I have been thinking of this problem for the post 3-4 hours, I have come up with this problem it is not a home work exercise
Let's say I have 3 coins and I toss them, Here order is not important
so possible sample space should be
0 H, 1 H, 2 HH, 3 HHH (H being heads)
TTT, HTT, HHT, HHH
since P(T) and P(H) =1/2;
Here we have fair coins only, Since each and every outcome is equally likely, answer should be
1/4 (is this correct)
and if that is correct, all of the probabilities don't add up to one, will I have to do the manipulation to make it add up to one, or I am doing anything wrong.
EDIT
In my opinion, with order being not important, there should be only 4 possible outcomes.

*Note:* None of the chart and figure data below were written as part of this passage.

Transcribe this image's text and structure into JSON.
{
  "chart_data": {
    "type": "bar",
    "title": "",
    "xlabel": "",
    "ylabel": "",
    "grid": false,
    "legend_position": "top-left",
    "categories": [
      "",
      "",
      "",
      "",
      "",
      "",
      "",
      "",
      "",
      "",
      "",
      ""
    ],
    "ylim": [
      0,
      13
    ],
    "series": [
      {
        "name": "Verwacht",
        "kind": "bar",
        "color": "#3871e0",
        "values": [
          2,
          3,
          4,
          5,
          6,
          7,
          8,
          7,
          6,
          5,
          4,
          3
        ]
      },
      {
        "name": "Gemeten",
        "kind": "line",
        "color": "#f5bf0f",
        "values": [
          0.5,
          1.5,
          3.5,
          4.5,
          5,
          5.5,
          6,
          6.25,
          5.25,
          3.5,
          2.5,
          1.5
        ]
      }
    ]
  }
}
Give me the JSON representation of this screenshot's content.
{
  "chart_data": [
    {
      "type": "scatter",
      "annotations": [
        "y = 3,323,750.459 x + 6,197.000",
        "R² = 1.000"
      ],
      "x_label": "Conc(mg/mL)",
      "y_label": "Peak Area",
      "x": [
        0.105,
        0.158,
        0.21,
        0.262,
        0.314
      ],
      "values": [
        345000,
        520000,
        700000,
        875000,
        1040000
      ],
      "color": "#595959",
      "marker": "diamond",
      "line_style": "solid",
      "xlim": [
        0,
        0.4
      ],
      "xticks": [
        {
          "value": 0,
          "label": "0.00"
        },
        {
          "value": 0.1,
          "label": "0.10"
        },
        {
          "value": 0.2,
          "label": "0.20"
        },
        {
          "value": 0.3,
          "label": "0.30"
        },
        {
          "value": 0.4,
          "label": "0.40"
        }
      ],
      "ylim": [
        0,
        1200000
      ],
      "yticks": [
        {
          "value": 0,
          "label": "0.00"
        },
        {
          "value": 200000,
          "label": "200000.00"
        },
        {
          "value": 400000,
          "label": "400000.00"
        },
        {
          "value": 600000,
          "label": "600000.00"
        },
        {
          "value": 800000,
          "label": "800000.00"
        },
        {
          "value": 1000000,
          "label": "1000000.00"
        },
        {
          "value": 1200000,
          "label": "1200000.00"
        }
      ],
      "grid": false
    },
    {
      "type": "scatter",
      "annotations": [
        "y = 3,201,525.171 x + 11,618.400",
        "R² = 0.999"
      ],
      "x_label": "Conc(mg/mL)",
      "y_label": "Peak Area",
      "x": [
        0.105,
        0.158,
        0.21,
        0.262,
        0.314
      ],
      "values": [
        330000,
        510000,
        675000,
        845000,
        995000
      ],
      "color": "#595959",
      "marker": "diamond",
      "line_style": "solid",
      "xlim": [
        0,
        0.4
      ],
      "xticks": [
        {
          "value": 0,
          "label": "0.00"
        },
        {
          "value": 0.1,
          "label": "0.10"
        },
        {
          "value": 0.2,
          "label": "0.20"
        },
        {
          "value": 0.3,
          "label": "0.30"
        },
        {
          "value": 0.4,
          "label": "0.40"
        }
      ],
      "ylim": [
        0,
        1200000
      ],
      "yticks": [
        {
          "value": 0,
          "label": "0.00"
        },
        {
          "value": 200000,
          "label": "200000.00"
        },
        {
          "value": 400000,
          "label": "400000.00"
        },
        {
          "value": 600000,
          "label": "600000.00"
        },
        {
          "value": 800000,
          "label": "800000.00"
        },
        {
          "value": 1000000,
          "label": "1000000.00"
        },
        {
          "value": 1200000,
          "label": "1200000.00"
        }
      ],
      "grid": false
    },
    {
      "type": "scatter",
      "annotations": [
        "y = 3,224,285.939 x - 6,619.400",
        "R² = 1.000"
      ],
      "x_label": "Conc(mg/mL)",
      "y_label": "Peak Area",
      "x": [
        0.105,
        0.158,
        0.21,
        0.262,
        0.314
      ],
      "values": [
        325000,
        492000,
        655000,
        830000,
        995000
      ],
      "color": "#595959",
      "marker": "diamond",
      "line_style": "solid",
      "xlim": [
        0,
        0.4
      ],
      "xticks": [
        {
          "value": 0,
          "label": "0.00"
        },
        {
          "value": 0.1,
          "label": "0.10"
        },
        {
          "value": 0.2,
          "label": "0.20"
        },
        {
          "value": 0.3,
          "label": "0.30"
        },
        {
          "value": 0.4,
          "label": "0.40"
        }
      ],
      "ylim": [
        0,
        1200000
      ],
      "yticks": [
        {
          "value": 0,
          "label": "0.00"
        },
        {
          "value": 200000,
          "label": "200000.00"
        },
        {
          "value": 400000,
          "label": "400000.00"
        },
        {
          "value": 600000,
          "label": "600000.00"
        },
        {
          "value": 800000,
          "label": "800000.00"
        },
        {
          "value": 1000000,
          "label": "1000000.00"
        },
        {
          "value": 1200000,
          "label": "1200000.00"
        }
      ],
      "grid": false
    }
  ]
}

All of the answers have ignored that condition.
Best Answer
The sample space has size $2^3 = 8$ and consists of triples $$ \begin{array}{*{3}{c}} H&H&H \\ H&H&T \\ H&T&H \\ H&T&T \\ T&H&H \\ T&H&T \\ T&T&H \\ T&T&T \end{array} $$
The events $$ \begin{align} \{ 0 \text{ heads} \} &= \{TTT\}, \\ \{ 1 \text{ head} \} &= \{HTT, THT, TTH\}, \end{align} $$ and I'll let you figure out the other two.
The probabilities are, for example, $$ P(\{ 1 \text{ head} \}) = \frac{3}{8}. $$
This is called a binomial distribution, and the sizes of the events "got $k$ heads out of $n$ coin flips" are called binomial coefficients.